Thermo‐chemo‐mechanical modelling of a curing process combined with mean‐field homogenization methods at large strains

Abstract

AbstractNowadays, polymeric materials have several applications, where carbon and glass fibre‐reinforced composite materials, epoxy laminates and (nano‐)particle‐reinforced polymer structures are typical examples. Starting with an initial uncured state of the matrix, a mixture of resin and curing agent undergoes a polymerization process which cures the matrix to a solid material. The curing process is highly temperature dependent and influences the mechanical, thermal and chemical properties of a composite strongly. There are different options to treat such an inhomogeneous material.
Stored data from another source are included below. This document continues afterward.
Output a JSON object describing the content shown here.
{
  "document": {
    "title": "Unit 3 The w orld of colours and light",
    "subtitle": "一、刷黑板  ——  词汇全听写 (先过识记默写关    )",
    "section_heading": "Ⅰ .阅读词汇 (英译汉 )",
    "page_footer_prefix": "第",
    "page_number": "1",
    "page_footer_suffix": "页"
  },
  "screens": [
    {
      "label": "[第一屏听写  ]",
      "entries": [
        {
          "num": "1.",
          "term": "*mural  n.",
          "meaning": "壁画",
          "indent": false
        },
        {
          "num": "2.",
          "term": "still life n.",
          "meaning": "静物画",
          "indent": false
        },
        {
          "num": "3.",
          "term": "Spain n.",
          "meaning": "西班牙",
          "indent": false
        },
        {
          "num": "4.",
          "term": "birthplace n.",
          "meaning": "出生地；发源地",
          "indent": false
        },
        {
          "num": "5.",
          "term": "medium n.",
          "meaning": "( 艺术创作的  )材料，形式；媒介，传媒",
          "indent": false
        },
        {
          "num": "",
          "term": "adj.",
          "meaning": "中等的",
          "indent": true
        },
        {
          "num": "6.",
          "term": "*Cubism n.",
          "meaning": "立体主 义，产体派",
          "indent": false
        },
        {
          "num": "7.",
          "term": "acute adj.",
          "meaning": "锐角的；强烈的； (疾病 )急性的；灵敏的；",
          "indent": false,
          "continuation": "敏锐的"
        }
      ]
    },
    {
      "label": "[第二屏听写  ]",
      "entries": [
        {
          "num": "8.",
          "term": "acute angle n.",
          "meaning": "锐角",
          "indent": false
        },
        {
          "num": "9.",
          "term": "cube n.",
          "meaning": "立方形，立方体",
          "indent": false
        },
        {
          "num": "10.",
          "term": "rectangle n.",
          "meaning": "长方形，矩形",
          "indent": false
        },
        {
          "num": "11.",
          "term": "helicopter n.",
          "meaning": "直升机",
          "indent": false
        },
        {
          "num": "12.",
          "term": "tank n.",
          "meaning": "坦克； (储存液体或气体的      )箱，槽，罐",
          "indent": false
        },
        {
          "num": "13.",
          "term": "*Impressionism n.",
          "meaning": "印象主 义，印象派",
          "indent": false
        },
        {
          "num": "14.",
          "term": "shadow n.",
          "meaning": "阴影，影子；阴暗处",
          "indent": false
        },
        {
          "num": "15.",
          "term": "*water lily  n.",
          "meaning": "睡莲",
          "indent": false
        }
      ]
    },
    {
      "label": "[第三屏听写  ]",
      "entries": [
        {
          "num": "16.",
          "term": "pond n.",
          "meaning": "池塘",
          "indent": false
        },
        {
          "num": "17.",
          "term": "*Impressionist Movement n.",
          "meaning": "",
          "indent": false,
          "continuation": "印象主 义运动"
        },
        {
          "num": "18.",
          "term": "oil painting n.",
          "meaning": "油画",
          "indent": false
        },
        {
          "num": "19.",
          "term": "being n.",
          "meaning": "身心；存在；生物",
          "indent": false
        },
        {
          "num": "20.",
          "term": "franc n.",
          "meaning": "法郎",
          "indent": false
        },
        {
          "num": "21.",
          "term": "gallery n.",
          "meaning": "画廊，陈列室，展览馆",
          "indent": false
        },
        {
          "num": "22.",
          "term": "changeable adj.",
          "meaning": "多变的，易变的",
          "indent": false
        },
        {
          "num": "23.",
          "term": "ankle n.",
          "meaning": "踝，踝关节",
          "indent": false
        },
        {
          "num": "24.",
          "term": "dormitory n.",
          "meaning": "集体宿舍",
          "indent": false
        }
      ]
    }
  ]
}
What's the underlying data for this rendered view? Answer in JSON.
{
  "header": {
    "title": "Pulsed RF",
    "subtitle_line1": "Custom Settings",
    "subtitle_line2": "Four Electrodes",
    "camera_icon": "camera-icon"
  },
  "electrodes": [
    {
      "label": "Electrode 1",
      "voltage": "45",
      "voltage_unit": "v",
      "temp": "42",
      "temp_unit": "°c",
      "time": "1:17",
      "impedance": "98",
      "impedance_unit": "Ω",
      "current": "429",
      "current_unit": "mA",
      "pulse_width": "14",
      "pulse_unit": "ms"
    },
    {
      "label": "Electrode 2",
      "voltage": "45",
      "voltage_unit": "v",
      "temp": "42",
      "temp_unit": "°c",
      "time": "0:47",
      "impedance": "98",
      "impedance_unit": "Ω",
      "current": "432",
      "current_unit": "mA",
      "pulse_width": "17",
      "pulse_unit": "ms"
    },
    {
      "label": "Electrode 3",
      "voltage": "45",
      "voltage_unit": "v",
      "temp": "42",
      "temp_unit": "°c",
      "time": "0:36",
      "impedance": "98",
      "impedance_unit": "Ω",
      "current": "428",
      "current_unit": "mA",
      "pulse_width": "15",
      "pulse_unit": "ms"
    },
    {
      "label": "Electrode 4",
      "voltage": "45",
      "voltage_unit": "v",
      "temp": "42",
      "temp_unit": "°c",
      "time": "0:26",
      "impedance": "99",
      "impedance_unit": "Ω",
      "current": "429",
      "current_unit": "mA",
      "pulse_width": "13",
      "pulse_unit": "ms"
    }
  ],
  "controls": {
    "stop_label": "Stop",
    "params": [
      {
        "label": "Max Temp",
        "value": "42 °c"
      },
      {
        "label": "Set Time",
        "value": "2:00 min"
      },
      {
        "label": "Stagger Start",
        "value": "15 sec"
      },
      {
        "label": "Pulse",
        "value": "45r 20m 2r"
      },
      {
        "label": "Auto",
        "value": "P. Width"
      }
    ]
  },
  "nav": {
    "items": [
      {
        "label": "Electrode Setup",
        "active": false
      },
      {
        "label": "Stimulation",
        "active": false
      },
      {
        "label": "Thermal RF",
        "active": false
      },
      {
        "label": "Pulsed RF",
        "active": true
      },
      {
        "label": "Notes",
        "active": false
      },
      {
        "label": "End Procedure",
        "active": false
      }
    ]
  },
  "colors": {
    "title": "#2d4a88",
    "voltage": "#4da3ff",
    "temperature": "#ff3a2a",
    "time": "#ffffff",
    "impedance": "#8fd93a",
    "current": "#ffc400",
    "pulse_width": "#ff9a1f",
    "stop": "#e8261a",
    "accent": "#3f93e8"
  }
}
One option are the semi‐analytical mean‐field homogenization methods. Mean‐field homogenization methods are originally developed for linear elastic materials. To account for non‐linear materials a special treatment is needed. A mean‐field homogenization framework is derived for constitutive multiscale (micro‐meso‐macro) modelling of a coupled thermo‐chemo‐mechanical problem. The macroscale represents a homogeneous material, whereas the mesoscale is decomposed into a polymer based material and inclusions. The microscale represents a step‐growth polymerization mechanism, modelled as a system of multiple growing spheres decomposed into a solid, resin and curing agent material phase. A numerical example shows the capability of the presented framework.